The incremental cost-effectiveness ratio for Oncotype DX-directed chemotherapy using a recurrence score cutoff of 18 was £5529 (US $8852) per QALY. The probability that test-directed chemotherapy is cost-effective was 0.61 at a willingness-to-pay threshold of £30 000 per QALY. Results were sensitive to the recurrence rate, long-term anthracycline-related cardiac toxicity, quality of life, test cost, and the time horizon. The highest priority for further research identified by value of information analysis is the recurrence rate in test-selected subgroups.
There is substantial uncertainty regarding the cost-effectiveness of Oncotype DX-directed chemotherapy. It is particularly important that future research studies to inform cost-effectiveness-based decisions collect long-term outcome data.
多参数基因组测试可识别出早期乳腺癌患者,这些患者从辅助化疗中获益甚少。这些测试可以避免患者遭受不必要的化疗的痛苦,并降低成本。然而,必须权衡测试成本与健康收益和成本节约。这项经济评估比较了使用 Oncotype DX 21 基因检测的基因组检测指导的化疗与所有淋巴结阳性、雌激素受体阳性早期乳腺癌患者的化疗。

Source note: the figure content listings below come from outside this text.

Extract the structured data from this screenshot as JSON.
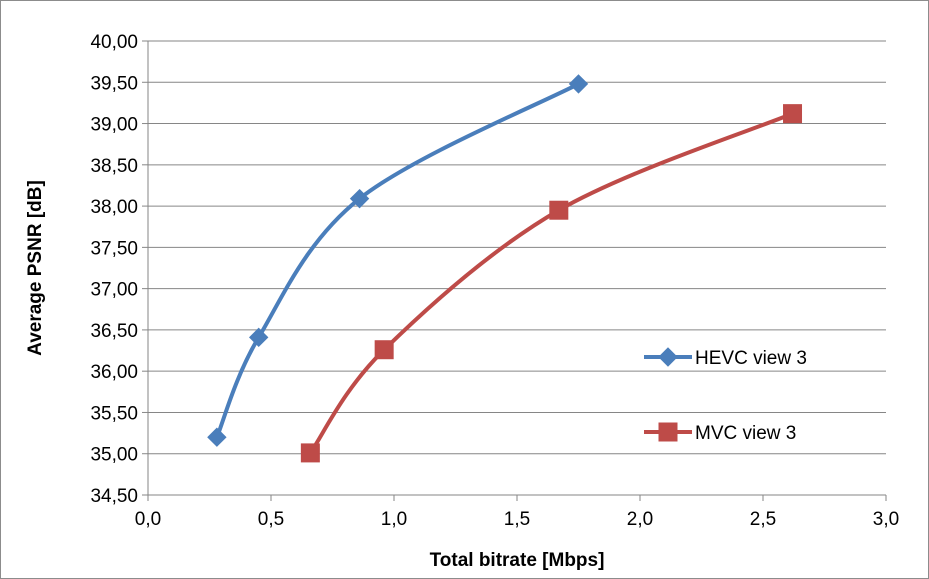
{
  "chart_data": {
    "type": "line",
    "title": "",
    "xlabel": "Total bitrate [Mbps]",
    "ylabel": "Average PSNR [dB]",
    "xlim": [
      0,
      3.0
    ],
    "ylim": [
      34.5,
      40.0
    ],
    "x_ticks": [
      "0,0",
      "0,5",
      "1,0",
      "1,5",
      "2,0",
      "2,5",
      "3,0"
    ],
    "y_ticks": [
      "34,50",
      "35,00",
      "35,50",
      "36,00",
      "36,50",
      "37,00",
      "37,50",
      "38,00",
      "38,50",
      "39,00",
      "39,50",
      "40,00"
    ],
    "grid": "horizontal",
    "legend_position": "right",
    "series": [
      {
        "name": "HEVC view 3",
        "color": "#4a7ebb",
        "marker": "diamond",
        "x": [
          0.28,
          0.45,
          0.86,
          1.75
        ],
        "y": [
          35.2,
          36.41,
          38.09,
          39.48
        ]
      },
      {
        "name": "MVC view 3",
        "color": "#be4b48",
        "marker": "square",
        "x": [
          0.66,
          0.96,
          1.67,
          2.62
        ],
        "y": [
          35.01,
          36.26,
          37.95,
          39.12
        ]
      }
    ]
  }
}
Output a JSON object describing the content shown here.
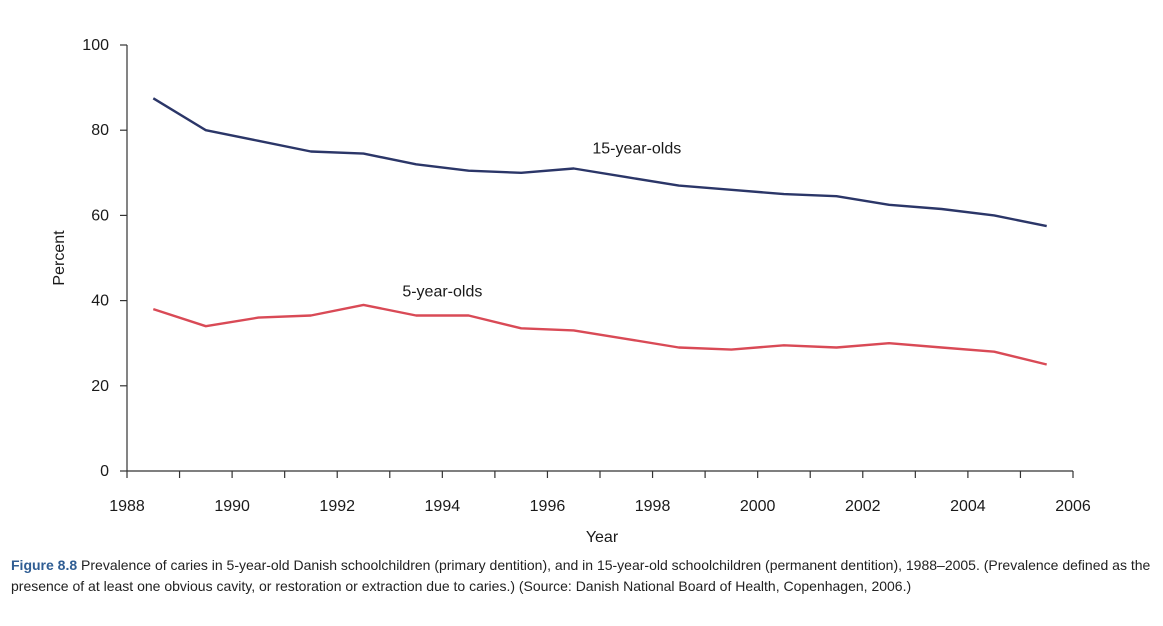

我们使用状态转移模型进行了成本效益分析,以计算从英国的角度来看,一群雌激素受体阳性淋巴结阳性乳腺癌患者的终生预期成本和收益。Oncotype DX 选择的风险组的复发率是从对 Southwest Oncology Group 8814 试验数据拟合的参数生存模型中得出的。主要结果是增量成本效益比,用质量调整生命年(QALY)表示每单位成本(2011 年英镑)。增量成本效益比的置信度用成本效益概率表示,并使用蒙特卡罗模拟计算。在敏感性分析中,通过确定性和概率方法对模型参数进行了变化。信息价值分析用于对进一步研究的优先级进行排序。
使用复发评分截断值为 18 的 Oncotype DX 指导化疗的增量成本效益比为每 QALY5529 英镑(8852 美元)。在愿意支付每 QALY30000 英镑的阈值下,测试指导化疗具有成本效益的概率为 0.61。结果对复发率、长期蒽环类相关心脏毒性、生活质量、测试成本和时间范围敏感。信息价值分析确定的进一步研究的最高优先级是测试选择亚组中的复发率。
Oncotype DX 指导化疗的成本效益存在很大的不确定性。未来的研究应特别关注收集基于成本效益的决策的长期结果数据。